History Repeats Itself, 138” x 92” cylinder, fiberboard, wood, rivets, ball bearings, 36 drawings/photos
History Repeats Itself (a work-in progress) responds to the role that climate change plays in our society and our obliviousness toward it. We are periodically alarmed and dismayed by climate change – both by the idea of it, as well as its signs. Then climate change disappears from our mind, as we are uncertain how to address it anyway, and we are consumed by the ups and downs of our daily (albeit, carbon-intensive) lives.
History Repeats Itself takes the form of a room-sized zoetrope that the viewer spins by hand. The zoetrope dominates the gallery, spanning floor to ceiling and wall to wall. By spinning the bloated cylinder, the viewer animates 36 hand-drawings that are hung on its interior. The viewer watches the animation through eye-level slits.

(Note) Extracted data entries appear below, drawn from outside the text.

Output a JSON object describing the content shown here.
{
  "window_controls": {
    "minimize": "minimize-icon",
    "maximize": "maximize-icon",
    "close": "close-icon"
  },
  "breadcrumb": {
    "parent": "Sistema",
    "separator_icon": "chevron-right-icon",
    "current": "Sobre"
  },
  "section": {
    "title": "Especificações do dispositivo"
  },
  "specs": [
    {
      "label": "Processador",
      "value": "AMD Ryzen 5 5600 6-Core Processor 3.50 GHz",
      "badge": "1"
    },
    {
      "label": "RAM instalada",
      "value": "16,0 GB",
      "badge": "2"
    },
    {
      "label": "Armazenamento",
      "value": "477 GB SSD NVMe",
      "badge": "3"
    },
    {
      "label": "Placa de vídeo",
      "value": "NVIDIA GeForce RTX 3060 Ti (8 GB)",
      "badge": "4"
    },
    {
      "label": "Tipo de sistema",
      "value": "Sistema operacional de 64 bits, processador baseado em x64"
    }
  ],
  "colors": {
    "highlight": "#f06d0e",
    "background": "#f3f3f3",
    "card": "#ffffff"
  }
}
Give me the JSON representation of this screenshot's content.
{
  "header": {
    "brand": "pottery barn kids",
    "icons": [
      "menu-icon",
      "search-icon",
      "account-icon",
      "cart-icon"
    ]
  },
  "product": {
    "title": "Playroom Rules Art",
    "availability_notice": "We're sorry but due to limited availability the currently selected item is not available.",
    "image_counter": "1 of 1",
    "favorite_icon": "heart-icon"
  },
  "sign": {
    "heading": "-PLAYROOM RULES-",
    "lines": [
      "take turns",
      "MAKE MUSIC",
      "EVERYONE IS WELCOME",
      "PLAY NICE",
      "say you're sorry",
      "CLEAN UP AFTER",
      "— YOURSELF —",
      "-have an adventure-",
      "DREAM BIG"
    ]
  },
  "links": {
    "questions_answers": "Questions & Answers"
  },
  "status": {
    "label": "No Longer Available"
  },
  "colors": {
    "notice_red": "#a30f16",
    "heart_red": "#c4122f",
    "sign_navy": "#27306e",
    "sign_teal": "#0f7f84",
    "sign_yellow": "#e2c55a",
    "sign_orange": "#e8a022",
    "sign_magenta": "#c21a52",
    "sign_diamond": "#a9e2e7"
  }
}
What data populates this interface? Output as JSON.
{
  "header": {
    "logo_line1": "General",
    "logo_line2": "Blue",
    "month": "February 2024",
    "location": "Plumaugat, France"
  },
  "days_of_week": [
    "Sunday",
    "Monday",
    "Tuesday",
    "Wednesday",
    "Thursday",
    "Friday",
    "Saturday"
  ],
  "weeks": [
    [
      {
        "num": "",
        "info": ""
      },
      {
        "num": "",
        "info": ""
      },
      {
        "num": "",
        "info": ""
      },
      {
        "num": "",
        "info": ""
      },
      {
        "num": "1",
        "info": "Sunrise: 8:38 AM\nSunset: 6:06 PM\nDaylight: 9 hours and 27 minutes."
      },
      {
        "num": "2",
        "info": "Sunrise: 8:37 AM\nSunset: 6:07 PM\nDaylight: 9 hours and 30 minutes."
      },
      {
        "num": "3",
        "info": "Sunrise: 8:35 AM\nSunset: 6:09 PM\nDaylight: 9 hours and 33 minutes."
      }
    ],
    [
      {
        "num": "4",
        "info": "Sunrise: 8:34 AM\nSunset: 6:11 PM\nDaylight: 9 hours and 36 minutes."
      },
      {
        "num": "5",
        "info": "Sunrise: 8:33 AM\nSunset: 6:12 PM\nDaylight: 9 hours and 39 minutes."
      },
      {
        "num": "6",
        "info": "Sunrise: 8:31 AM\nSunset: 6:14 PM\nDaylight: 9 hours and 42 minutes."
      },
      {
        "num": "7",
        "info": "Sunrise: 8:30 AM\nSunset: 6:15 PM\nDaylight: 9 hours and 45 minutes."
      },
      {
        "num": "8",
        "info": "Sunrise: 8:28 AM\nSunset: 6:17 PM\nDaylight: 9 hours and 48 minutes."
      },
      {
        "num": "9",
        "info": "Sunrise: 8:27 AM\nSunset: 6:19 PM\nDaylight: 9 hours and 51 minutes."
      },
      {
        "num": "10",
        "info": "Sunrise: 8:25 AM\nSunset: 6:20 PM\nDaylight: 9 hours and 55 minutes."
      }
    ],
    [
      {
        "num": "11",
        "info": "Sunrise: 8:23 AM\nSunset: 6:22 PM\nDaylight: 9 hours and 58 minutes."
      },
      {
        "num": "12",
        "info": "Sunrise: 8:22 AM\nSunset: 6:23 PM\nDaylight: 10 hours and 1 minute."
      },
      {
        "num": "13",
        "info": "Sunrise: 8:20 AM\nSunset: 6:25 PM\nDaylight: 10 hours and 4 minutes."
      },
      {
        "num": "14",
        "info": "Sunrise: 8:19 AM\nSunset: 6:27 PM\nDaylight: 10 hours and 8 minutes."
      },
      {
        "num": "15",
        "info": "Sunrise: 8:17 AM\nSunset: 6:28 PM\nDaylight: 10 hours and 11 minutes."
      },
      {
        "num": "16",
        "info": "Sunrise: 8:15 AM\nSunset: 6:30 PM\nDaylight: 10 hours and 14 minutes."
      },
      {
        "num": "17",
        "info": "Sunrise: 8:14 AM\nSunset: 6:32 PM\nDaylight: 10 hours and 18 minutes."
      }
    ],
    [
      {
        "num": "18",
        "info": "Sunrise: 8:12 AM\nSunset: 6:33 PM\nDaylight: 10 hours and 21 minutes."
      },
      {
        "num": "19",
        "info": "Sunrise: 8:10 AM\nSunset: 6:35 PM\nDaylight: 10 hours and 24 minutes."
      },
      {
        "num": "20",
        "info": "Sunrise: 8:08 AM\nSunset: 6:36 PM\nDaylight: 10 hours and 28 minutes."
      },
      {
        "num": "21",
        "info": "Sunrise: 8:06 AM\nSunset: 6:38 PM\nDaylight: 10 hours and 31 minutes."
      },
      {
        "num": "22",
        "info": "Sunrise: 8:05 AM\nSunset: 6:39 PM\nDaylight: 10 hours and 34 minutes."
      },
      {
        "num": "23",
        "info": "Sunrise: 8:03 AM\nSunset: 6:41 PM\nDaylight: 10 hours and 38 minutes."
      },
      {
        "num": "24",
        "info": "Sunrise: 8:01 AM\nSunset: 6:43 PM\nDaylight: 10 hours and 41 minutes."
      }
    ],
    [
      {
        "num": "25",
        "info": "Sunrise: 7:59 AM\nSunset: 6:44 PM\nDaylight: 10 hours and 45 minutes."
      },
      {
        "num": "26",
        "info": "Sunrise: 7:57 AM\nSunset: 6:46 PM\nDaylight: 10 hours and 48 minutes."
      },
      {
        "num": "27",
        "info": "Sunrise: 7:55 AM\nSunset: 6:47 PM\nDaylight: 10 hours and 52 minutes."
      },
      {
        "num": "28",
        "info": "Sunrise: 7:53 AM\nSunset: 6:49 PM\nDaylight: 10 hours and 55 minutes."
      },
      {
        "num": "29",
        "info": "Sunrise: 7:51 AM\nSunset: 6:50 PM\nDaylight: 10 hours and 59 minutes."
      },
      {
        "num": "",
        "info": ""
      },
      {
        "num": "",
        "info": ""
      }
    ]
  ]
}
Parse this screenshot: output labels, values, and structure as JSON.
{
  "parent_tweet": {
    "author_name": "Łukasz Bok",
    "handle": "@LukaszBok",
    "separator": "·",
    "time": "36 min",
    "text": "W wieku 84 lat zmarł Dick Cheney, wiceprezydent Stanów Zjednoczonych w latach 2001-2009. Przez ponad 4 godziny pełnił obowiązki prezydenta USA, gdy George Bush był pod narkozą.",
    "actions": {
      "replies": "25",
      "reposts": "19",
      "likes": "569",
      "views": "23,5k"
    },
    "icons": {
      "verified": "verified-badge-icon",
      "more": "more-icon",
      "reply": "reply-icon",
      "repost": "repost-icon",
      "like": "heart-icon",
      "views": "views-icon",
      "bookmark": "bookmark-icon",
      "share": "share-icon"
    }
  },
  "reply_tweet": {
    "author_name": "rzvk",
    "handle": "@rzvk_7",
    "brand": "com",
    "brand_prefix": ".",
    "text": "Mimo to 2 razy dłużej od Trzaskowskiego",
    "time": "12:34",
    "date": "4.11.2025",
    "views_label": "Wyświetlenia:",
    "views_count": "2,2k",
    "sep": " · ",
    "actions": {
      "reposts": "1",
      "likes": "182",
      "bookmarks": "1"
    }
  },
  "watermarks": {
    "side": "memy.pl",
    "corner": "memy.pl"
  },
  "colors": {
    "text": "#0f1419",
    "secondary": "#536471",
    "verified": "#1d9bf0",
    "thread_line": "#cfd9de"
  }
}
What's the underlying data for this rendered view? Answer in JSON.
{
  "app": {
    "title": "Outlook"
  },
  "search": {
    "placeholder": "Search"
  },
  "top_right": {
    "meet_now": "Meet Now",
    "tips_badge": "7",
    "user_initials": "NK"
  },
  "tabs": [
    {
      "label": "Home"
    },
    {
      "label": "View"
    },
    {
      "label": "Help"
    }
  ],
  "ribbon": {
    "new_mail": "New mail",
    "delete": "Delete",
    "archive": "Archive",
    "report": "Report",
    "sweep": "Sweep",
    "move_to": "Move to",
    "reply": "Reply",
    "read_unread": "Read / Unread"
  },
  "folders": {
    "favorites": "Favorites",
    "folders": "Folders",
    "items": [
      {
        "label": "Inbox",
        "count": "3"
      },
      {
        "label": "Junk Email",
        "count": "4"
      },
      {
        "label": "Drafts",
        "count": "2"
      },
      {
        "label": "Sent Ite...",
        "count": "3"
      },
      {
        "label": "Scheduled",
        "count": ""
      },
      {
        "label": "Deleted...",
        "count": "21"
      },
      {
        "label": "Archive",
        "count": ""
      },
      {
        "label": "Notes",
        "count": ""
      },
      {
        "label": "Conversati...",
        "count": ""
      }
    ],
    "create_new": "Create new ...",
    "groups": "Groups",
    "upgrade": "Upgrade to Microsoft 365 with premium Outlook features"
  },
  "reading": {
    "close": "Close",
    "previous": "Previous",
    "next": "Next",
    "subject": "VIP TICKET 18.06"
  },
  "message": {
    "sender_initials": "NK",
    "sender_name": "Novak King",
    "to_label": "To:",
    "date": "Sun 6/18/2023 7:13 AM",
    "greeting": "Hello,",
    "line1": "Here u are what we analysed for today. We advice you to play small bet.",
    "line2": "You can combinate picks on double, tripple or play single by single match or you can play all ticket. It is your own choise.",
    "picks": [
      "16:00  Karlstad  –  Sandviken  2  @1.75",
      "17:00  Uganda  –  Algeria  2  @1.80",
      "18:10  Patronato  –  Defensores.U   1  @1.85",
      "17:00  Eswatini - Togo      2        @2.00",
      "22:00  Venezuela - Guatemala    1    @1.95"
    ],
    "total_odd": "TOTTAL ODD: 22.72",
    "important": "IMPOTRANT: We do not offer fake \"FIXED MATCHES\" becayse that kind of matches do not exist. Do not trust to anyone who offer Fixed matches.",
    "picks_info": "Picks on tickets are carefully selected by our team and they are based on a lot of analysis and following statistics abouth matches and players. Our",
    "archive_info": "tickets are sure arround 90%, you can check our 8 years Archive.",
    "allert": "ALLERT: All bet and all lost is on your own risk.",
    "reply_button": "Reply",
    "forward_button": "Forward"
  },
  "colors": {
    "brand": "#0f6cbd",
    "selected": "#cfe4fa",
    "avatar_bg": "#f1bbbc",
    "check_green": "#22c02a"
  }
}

The subject of the drawings is the roller coaster that was washed to sea off the New Jersey shore during Hurricane Sandy. Spinning the zoetrope makes the roller coaster and ocean waves flicker like an old-time silent movie, evoking an era when roller coasters became all the rage and fossil fuels promised a utopian future.
There is no beginning or end to the animation. The roller coaster is flanked by a serene sea. Then the sea changes and the waves roar, eventually overpowering the roller coaster and ripping it into the ocean with no shore in sight. As the sea calms, the roller coaster peacefully floats back to shore. Only to repeat its violent departure into the ocean a few seconds later.
The original Hurricane Sandy roller coaster footage and photographs are commonly described as ‘haunting’. As it floats to sea, the roller coaster’s clichéd symbol of amusement and escapism and the ups and downs of life seems especially grotesque. The storm cuts through the sacredness of hedonism and our voluntary blindness.
Drawing the animation by hand is my subtle defiance to the carbon-intensive American landscape, where the uncanny valley (usually discussed in relation to artificial intelligence) appears in the industrially designed and generated vernacular. Animation via human motion, rather than electricity, alludes to a way out of the climate change paradigm. Perhaps greater satisfaction can be achieved through physical proximity to meeting one’s basic needs, such as building with one’s hands, using one’s body, growing one’s own food.
Addressing climate change could at its best be life enhancing. There is a potential to catalyze shelter, landscape and transportation to self-sufficiency by creating built environments that power themselves, cleanse themselves, transform waste, provide wildlife habitat, produce food and deeply satisfy inhabitants.